Zülf-i Nigâr Hanım, gittikçe ağırlaşıyordu. Derin inleyişlerle, gece gündüz uyuyor, bir çâre uman bakışlarla, Ârif Bey’e bakıyordu. Ârif Bey’in çırpınışları, fayda etmedi. Tam mutluluğu yakalamışken, bu kez de, sevdiği, çâresiz bir hastalığın pençesine düşmüştü.

Târifsiz acılar içindeydi… Kısa bir süre sonra, Zülf-i Nigâr Hanım, geride Hacı Ârif Bey’i ve kısacık evliliğinde dünyâya getirdiği çocuğunu bırakarak, bir daha uyanmamak üzere, gözlerini kapadı.

Sözleri, Recâîzâde Ekrem Efendi’ye ait olan, Hacı Ârif Bey’in, Zülf-i Nigâr Hanım’a mersiye olarak yazdığı Sabâ Şarkısı, bu acıyı ifâde etmektedir…
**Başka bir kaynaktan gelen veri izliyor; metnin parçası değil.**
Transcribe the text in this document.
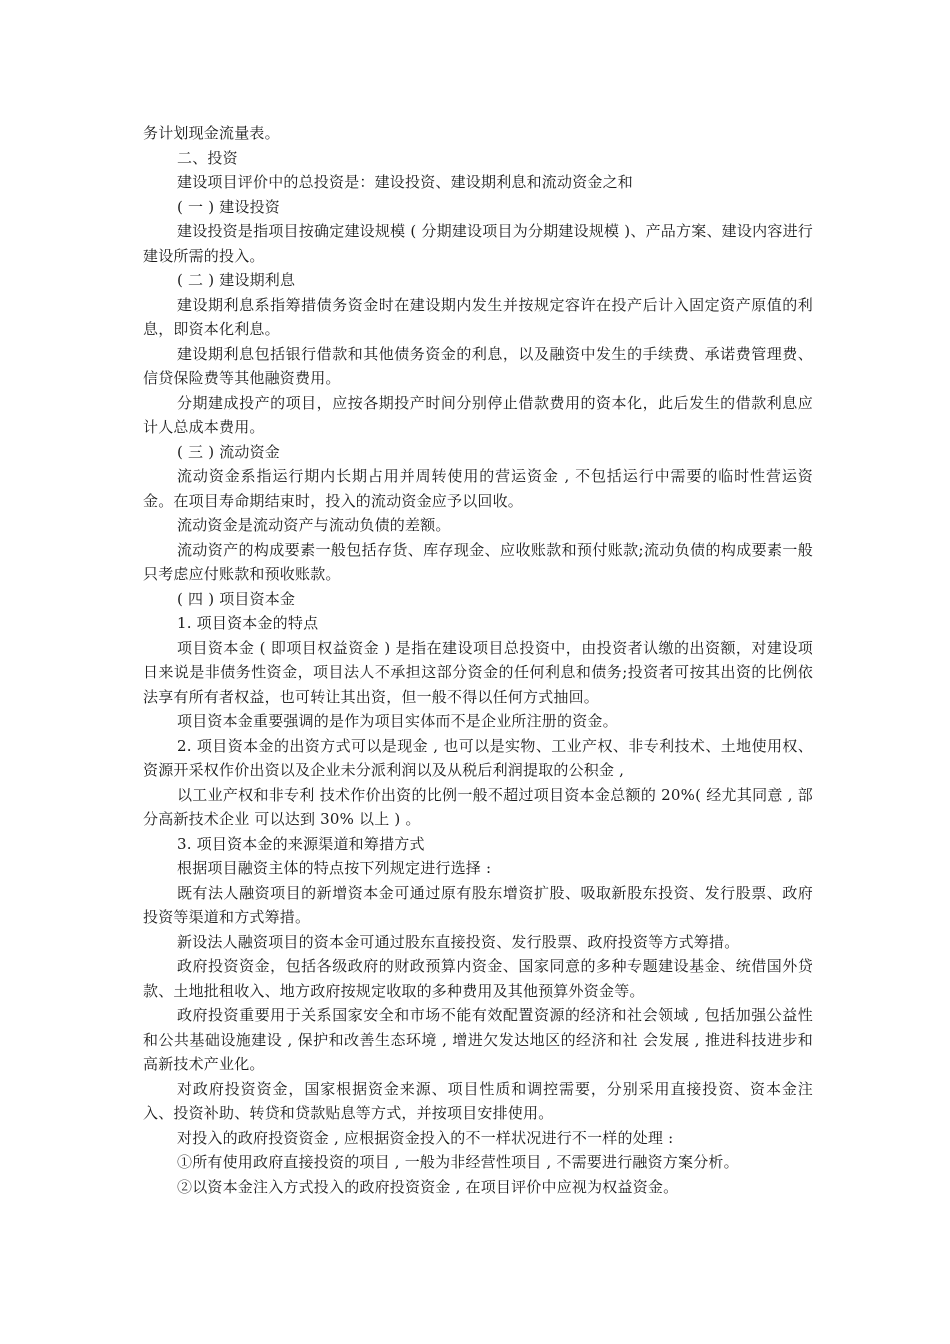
务计划现金流量表。

二、投资

建设项目评价中的总投资是：建设投资、建设期利息和流动资金之和

( 一 ) 建设投资

建设投资是指项目按确定建设规模 ( 分期建设项目为分期建设规模 )、产品方案、建设内容进行建设所需的投入。

( 二 ) 建设期利息

建设期利息系指筹措债务资金时在建设期内发生并按规定容许在投产后计入固定资产原值的利息，即资本化利息。

建设期利息包括银行借款和其他债务资金的利息，以及融资中发生的手续费、承诺费管理费、信贷保险费等其他融资费用。

分期建成投产的项目，应按各期投产时间分别停止借款费用的资本化，此后发生的借款利息应计人总成本费用。

( 三 ) 流动资金

流动资金系指运行期内长期占用并周转使用的营运资金 , 不包括运行中需要的临时性营运资金。在项目寿命期结束时，投入的流动资金应予以回收。

流动资金是流动资产与流动负债的差额。

流动资产的构成要素一般包括存货、库存现金、应收账款和预付账款;流动负债的构成要素一般只考虑应付账款和预收账款。

( 四 ) 项目资本金

1. 项目资本金的特点

项目资本金 ( 即项目权益资金 ) 是指在建设项目总投资中，由投资者认缴的出资额，对建设项日来说是非债务性资金，项目法人不承担这部分资金的任何利息和债务;投资者可按其出资的比例依法享有所有者权益，也可转让其出资，但一般不得以任何方式抽回。

项目资本金重要强调的是作为项目实体而不是企业所注册的资金。

2. 项目资本金的出资方式可以是现金 , 也可以是实物、工业产权、非专利技术、土地使用权、资源开采权作价出资以及企业未分派利润以及从税后利润提取的公积金 ,

以工业产权和非专利 技术作价出资的比例一般不超过项目资本金总额的 20%( 经尤其同意 , 部分高新技术企业 可以达到 30% 以上 ) 。

3. 项目资本金的来源渠道和筹措方式

根据项目融资主体的特点按下列规定进行选择 :

既有法人融资项目的新增资本金可通过原有股东增资扩股、吸取新股东投资、发行股票、政府投资等渠道和方式筹措。

新设法人融资项目的资本金可通过股东直接投资、发行股票、政府投资等方式筹措。

政府投资资金，包括各级政府的财政预算内资金、国家同意的多种专题建设基金、统借国外贷款、土地批租收入、地方政府按规定收取的多种费用及其他预算外资金等。

政府投资重要用于关系国家安全和市场不能有效配置资源的经济和社会领域 , 包括加强公益性和公共基础设施建设 , 保护和改善生态环境 , 增进欠发达地区的经济和社 会发展 , 推进科技进步和高新技术产业化。

对政府投资资金，国家根据资金来源、项目性质和调控需要，分别采用直接投资、资本金注入、投资补助、转贷和贷款贴息等方式，并按项目安排使用。

对投入的政府投资资金 , 应根据资金投入的不一样状况进行不一样的处理 :

①所有使用政府直接投资的项目 , 一般为非经营性项目 , 不需要进行融资方案分析。

②以资本金注入方式投入的政府投资资金 , 在项目评价中应视为权益资金。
Nigâh-ı mestine cânlar dayanmaz
Uyanmaz uykudan cânân, uyanmaz
Bu nâz ü işveden aslâ usanmaz
Sabah olduğuna gûyâ, inanmaz
Uyanmaz uykudan cânân, uyanmaz.

Hacı Ârif Bey, Zülf-i Nigâr Hanım’ın ölümü ile, bir kez daha acılara boğuldu. Bu olaydan kısa bir süre sonra, Sultan Abdülmecîd de öldü. Yerine tahta geçen, Sultan Abdülazîz, Ârif Bey’i şehzâdeliğinden beri tanıyor, çok seviyor ve durumuna üzülüyordu.
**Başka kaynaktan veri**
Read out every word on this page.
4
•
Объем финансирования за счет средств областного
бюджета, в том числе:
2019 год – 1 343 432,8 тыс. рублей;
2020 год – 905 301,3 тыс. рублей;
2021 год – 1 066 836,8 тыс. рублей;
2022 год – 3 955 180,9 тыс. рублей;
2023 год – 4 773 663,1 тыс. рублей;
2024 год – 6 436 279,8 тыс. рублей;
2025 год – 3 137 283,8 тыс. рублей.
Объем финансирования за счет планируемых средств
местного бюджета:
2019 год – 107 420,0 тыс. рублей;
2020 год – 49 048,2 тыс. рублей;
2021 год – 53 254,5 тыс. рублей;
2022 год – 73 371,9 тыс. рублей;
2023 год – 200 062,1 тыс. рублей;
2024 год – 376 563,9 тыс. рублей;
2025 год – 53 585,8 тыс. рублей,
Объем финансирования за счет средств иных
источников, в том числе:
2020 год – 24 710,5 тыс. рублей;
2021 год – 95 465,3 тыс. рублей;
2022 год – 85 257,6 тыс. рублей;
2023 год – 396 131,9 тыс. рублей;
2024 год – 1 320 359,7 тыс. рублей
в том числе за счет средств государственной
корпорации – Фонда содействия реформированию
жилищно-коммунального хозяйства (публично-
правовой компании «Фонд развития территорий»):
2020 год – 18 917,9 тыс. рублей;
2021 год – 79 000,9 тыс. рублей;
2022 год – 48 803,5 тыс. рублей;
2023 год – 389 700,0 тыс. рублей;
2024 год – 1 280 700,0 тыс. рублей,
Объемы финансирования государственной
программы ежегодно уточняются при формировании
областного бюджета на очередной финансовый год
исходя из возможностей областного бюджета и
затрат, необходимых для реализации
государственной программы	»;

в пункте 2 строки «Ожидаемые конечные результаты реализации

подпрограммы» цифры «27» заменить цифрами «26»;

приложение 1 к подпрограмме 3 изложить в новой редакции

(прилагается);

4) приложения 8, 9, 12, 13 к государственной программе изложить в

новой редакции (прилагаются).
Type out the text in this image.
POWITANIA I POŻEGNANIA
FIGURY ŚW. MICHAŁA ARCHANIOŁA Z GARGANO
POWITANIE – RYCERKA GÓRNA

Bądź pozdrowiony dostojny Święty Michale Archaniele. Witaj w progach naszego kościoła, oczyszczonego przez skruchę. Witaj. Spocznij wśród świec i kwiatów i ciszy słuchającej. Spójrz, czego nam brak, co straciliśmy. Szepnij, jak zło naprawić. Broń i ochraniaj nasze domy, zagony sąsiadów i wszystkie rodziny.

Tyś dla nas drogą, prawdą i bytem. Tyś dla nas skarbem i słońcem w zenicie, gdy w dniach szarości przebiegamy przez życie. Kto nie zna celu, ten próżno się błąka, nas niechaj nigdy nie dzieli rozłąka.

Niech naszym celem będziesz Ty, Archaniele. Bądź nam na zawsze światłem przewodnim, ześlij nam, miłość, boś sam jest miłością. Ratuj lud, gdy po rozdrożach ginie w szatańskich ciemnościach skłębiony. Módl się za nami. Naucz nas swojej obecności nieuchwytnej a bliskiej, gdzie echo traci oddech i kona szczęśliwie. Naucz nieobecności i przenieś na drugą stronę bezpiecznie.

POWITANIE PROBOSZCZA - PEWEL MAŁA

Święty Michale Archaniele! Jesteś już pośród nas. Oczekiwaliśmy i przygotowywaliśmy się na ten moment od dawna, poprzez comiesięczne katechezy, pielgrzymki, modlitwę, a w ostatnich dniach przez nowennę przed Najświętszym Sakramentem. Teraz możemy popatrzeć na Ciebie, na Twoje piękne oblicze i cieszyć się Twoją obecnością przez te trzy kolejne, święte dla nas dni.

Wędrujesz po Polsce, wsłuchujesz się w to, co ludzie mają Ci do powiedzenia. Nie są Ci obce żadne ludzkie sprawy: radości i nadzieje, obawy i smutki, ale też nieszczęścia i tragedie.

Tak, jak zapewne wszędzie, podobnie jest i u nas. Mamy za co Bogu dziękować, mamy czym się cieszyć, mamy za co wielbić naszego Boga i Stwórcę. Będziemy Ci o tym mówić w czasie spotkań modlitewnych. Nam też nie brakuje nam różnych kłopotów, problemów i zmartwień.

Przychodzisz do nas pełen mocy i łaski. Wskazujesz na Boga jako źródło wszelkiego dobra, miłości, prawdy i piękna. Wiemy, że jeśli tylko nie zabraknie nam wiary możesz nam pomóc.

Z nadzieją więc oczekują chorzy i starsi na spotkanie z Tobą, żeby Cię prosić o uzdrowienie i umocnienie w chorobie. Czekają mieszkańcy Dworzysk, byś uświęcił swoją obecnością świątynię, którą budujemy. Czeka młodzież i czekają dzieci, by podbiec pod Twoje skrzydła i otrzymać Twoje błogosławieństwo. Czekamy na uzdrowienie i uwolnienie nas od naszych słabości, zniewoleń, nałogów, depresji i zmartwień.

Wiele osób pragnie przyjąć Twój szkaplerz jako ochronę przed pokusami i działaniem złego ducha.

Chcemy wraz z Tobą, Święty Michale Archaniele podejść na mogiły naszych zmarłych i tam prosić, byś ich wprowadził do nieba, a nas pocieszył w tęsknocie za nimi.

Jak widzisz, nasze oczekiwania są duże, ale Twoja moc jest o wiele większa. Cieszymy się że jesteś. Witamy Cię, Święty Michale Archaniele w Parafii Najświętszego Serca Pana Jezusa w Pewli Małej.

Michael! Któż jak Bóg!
Onu bir kez daha, saraydaki eski görevine, iade etti. Ancak çok uzun bir süre geçmeden, Ârif Bey’in, söz dinlemez gönlü, bu kez de, Pertevniyâl Vâlide Sultan’ın nedîmelerinden, Nigârnik Kalfa’ya düştü.
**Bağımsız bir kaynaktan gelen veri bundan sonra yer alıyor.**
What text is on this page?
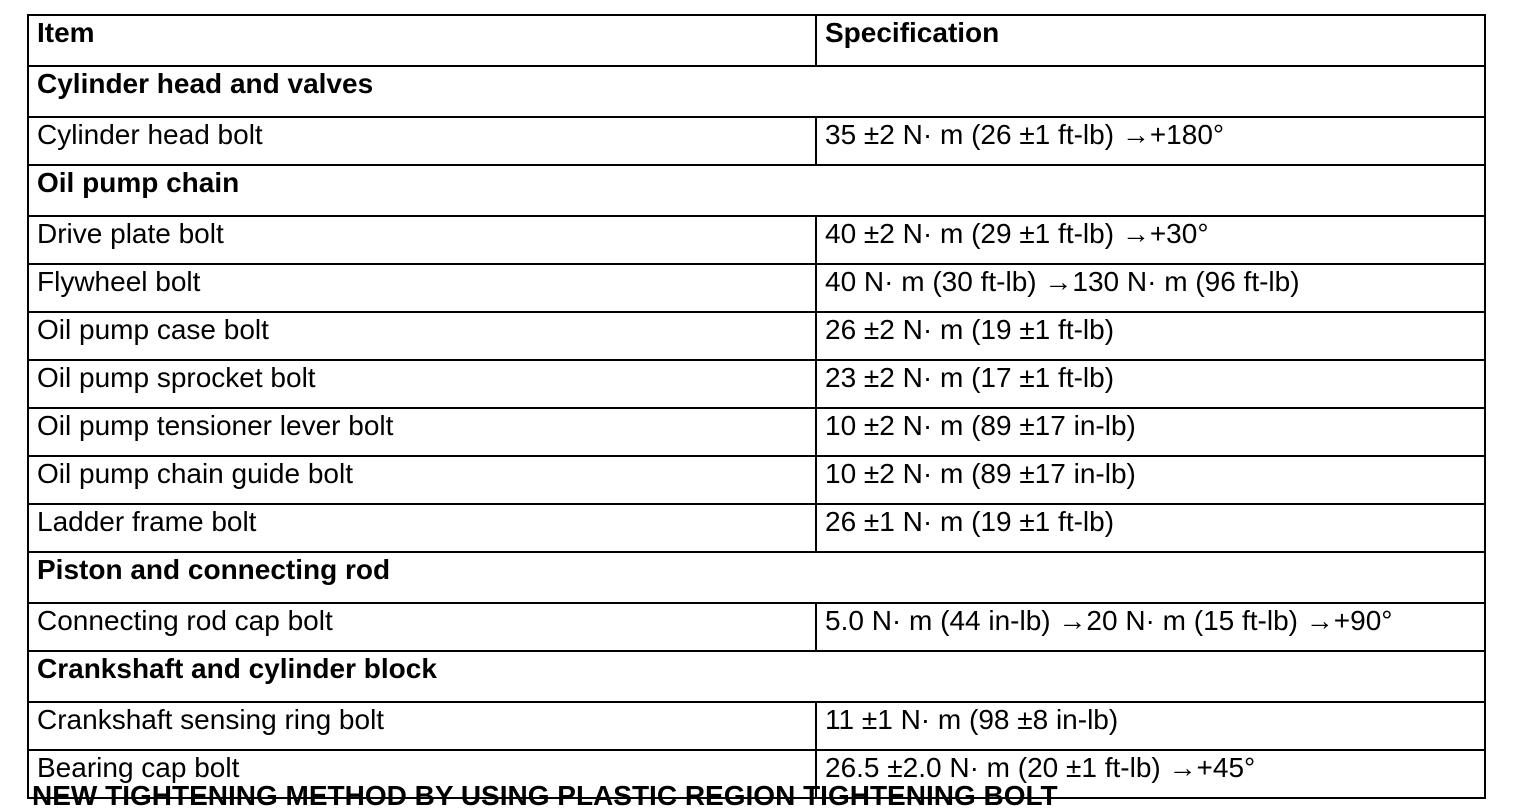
Item	Specification
Cylinder head and valves	
Cylinder head bolt	35 ±2 N· m (26 ±1 ft-lb) →+180°
Oil pump chain	
Drive plate bolt	40 ±2 N· m (29 ±1 ft-lb) →+30°
Flywheel bolt	40 N· m (30 ft-lb) →130 N· m (96 ft-lb)
Oil pump case bolt	26 ±2 N· m (19 ±1 ft-lb)
Oil pump sprocket bolt	23 ±2 N· m (17 ±1 ft-lb)
Oil pump tensioner lever bolt	10 ±2 N· m (89 ±17 in-lb)
Oil pump chain guide bolt	10 ±2 N· m (89 ±17 in-lb)
Ladder frame bolt	26 ±1 N· m (19 ±1 ft-lb)
Piston and connecting rod	
Connecting rod cap bolt	5.0 N· m (44 in-lb) →20 N· m (15 ft-lb) →+90°
Crankshaft and cylinder block	
Crankshaft sensing ring bolt	11 ±1 N· m (98 ±8 in-lb)
Bearing cap bolt	26.5 ±2.0 N· m (20 ±1 ft-lb) →+45°
NEW TIGHTENING METHOD BY USING PLASTIC REGION TIGHTENING BOLT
Vâlide Sultan, Hacı Ârif Bey’i çok sevdiği için, bu evliliğe yardım etti, evlendiler. Ârif Bey, kötü anılarla dolu konağını satıp, bir çiftlik alarak yerleşti. Ancak, geçirdiği kötü günler, onu ziyâdesiyle üzmüş, sinirli ve kaprisli bir insan hâline getirmişti. Çevresindeki herkesi, kırıyordu.

Bu sebepten, saraydan bir kez daha uzaklaştırılınca, iyice hırçınlaştı. Artık sağlığı da, bozulmuştu. Tesellîyi evinde, üçüncü eşi, Nigârnik Hanım’da buluyordu.

Bu dönemde bestelediği Kürdîlihicazkâr Şarkı’nın, kendisine ait olan sözleri, onun acılarla, hüzünlerle ama, sevdâlarla dolu hayâtını ve Nigârnik Hanım’a duyduğu sevgiyi anlatır:

Ârif’em, ahkâm-ı sevdâdan şikâyet eylemem
Senden ey şûh-i cihân, ölsem ferâgat eylemem
Sûz-i hicrinle yanar, ağlar, nedâmet eylemem
Senden ey şûh-i cihân, ölsem ferâgat eylemem.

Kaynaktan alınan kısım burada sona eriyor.